The use of cold glass techniques is not limited to optical glass. However, optical glass is the perfect material to to take full advantage of advanced cold processes.

opticsOptical quality glass refers to the bubble free, striae* free, precision annealed** glass that is used in the optical industry. Each type of glass is formulated to have specific properties that allow it to meet criteria for its use. An example of a common use for optical glass would be professional camera lenses. Each lens may have multiple individual component lenses made of many different glasses shaped to varying curvatures and coated with thin vacuum films to create the perfect optics for a particular type of photography.

Optical glass also is produced in color. The colored filters that can be purchased to place on a cameral lens are the most common use for these materials. More exotic color filters are also created, mostly for high technology and military uses. These glasses are usually made by the optical glass manufacturers in very limited quantity and may also be quite prohibitively expensive. We have several glasses in our studio, tucked away for special use that are much more rare than gemstones.

*Striae - striae are flaws in glass that produce wavelike distortion of the light passing through it. You may see it quite commonly in "art" glass. Especially in blown or cast forms.
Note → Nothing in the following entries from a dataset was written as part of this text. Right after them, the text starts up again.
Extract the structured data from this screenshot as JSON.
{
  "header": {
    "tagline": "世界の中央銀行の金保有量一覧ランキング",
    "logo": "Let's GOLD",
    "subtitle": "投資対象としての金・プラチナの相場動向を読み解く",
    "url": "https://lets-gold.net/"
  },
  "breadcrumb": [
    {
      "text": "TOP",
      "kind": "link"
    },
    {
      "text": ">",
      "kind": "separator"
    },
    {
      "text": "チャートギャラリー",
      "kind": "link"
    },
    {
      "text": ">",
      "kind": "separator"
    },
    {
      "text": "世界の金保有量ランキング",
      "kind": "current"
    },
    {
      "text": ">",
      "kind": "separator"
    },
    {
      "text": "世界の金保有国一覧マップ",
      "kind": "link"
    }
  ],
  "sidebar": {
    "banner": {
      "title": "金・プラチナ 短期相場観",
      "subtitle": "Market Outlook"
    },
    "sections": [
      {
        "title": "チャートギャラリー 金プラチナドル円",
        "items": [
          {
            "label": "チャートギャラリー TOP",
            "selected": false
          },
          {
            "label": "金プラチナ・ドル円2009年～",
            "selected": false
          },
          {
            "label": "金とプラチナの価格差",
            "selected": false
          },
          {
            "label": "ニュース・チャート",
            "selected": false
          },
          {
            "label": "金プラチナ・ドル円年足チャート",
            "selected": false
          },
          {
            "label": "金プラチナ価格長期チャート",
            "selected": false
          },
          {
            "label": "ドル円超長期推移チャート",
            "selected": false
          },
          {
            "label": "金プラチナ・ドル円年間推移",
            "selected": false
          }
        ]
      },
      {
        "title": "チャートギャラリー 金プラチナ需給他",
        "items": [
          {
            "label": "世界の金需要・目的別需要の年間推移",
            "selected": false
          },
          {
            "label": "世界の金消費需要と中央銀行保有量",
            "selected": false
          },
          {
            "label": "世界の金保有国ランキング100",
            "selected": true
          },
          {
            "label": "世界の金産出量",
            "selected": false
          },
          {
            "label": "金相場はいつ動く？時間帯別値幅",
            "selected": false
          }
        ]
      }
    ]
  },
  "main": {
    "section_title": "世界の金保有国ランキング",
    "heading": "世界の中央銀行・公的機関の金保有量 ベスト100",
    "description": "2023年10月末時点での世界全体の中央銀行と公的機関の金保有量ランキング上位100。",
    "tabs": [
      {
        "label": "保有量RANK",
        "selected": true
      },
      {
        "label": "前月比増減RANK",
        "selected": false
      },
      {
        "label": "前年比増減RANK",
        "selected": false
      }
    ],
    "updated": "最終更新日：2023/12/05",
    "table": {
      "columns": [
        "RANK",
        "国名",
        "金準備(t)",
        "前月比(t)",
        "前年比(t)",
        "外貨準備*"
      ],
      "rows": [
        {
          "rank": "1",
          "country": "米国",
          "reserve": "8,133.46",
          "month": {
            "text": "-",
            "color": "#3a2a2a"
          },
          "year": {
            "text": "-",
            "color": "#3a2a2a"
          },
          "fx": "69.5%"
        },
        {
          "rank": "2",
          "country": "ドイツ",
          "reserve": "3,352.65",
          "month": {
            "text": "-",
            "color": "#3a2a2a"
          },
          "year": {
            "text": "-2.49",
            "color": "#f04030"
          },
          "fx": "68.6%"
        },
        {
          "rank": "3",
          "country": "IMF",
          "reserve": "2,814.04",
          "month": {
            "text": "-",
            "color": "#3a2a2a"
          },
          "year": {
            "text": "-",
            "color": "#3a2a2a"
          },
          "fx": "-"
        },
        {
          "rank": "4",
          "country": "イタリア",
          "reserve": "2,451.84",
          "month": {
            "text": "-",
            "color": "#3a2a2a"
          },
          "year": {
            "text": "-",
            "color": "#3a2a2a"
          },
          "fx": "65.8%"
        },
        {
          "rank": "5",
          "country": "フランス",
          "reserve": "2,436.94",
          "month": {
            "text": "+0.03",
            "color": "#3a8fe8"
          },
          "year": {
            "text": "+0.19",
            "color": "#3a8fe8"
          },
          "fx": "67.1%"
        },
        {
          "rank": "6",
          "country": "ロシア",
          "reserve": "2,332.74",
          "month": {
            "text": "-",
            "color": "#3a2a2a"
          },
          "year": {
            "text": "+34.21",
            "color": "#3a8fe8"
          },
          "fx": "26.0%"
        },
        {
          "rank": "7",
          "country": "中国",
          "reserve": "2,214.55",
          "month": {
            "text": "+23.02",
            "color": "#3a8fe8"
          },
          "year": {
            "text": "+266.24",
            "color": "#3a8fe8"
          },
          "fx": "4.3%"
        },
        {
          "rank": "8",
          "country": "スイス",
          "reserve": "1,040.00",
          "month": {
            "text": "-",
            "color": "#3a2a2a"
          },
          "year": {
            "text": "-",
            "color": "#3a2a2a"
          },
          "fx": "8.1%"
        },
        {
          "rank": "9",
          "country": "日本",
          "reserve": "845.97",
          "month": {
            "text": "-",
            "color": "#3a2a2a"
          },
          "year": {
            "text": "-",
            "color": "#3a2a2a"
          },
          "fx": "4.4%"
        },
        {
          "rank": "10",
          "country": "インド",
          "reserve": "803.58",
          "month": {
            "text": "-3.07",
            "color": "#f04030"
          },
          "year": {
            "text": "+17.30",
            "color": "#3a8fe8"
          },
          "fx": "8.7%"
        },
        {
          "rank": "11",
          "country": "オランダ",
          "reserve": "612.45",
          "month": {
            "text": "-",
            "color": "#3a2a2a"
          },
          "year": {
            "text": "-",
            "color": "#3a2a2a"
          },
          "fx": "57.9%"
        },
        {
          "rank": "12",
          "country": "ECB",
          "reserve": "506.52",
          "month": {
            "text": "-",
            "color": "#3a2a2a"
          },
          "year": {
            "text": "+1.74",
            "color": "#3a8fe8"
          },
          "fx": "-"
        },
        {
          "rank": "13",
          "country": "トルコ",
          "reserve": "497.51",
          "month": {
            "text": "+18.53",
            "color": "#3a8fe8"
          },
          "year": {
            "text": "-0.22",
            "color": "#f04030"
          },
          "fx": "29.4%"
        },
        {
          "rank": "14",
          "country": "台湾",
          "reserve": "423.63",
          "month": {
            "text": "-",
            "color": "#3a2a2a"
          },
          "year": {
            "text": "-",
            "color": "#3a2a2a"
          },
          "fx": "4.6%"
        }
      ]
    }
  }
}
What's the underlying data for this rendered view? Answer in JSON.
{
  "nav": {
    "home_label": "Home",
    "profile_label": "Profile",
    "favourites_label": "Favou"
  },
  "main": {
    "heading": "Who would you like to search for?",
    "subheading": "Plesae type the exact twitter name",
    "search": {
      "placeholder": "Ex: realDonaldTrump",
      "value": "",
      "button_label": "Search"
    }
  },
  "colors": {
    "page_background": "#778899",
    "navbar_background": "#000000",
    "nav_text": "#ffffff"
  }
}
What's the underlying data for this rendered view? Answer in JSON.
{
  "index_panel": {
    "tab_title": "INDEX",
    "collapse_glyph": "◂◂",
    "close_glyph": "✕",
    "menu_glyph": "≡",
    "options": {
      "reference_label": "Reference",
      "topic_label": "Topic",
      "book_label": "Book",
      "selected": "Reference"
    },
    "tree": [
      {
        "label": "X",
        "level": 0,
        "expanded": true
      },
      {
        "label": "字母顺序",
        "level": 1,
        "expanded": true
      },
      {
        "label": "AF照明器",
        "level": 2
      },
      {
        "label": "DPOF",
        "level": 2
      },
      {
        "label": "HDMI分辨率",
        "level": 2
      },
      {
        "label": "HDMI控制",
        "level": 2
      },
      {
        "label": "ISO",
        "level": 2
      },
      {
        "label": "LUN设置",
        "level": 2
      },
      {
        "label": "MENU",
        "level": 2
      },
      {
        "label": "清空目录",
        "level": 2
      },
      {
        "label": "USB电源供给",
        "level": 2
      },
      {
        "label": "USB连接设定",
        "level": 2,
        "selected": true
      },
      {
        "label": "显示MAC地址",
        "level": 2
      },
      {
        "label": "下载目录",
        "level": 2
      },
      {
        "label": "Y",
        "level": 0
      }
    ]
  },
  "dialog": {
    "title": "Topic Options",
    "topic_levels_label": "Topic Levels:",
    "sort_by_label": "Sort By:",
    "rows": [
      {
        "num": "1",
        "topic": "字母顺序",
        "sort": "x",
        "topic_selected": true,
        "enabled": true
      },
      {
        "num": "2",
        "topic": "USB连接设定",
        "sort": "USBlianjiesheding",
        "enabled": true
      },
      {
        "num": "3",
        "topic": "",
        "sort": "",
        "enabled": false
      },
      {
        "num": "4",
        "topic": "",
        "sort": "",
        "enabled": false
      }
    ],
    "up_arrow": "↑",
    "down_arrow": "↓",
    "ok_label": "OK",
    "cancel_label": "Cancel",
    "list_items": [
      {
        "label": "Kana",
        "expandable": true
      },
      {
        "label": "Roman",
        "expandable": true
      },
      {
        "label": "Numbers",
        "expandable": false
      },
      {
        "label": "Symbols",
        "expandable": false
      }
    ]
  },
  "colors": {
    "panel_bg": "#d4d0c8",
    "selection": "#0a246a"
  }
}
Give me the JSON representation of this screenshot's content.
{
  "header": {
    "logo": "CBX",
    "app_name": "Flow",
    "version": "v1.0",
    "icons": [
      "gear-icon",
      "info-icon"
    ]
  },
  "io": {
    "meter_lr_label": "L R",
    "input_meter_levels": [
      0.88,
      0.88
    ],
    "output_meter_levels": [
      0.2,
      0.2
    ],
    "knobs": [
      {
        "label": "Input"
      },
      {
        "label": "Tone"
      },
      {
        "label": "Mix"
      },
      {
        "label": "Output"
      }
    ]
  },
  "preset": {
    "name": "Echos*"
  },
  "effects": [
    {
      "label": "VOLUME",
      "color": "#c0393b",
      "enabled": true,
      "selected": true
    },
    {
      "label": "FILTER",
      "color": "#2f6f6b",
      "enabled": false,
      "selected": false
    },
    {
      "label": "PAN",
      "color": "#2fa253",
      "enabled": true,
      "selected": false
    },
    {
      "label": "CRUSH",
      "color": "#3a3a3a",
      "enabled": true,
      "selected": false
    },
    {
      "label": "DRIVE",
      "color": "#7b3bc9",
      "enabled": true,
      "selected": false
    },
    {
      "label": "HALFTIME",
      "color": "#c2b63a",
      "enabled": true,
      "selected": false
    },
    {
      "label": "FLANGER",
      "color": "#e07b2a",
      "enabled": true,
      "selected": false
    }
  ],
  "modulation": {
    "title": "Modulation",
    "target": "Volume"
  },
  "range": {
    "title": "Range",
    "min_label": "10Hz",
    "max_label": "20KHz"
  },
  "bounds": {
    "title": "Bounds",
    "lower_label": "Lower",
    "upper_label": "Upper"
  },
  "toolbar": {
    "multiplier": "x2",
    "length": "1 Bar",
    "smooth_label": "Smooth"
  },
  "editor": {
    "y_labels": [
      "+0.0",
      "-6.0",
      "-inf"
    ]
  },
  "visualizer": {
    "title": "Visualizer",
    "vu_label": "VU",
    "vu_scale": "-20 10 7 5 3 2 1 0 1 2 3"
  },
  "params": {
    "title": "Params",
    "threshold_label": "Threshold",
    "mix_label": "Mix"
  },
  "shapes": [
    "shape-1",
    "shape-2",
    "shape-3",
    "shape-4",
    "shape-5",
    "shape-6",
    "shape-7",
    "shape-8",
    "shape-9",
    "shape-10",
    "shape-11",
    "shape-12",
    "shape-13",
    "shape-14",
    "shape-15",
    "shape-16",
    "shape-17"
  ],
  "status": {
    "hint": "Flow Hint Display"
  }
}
Striae in high quality bubble free glass is the result of glass not being mixed well enough during the initial melt phase, the the chemical makeup of glass is not homogeneous through the entire piece. To mix glass at high temperatures to prevent striae from forming, one must use platinum coated ceramic stirrers. Any material placed in molten glass must withstand the high temperature and also be non reactive with the glass. The differences in the chemical makeup of the different areas of glass cause wave like distortions. Severe striae seen in the more crude forms of glass may also be the result of streams of microscopic trapped bubbles. Antique stained glass is a good example of glass that shows this second type of striation.

•• Annealed - annealing of glass refers to the slow cooling of glass after the glass has been melted. The slow cooling allows the molecules of glass to move within the glass to relieve the strain that is produced by the outside of the molten glass cooling first. If glass is not annealed properly, the glass will retain physical strain within its structure. For cold glass purposes, fine annealing is a crucial component of the process. Glass that has not been annealed well enough will continue to twist and torque with environmental changes. This can cause adhesion joints to fail. Badly annealed glass will easily break when stressed, unannealed glass large chunks are considered an explosive danger. Large pieces of glass may take weeks or months in a computer controlled kiln to become fully annealed. The opposite of annealed glass is tempered glass, as in car windshields. Tempered glass is made to shatter into many small pieces when broken.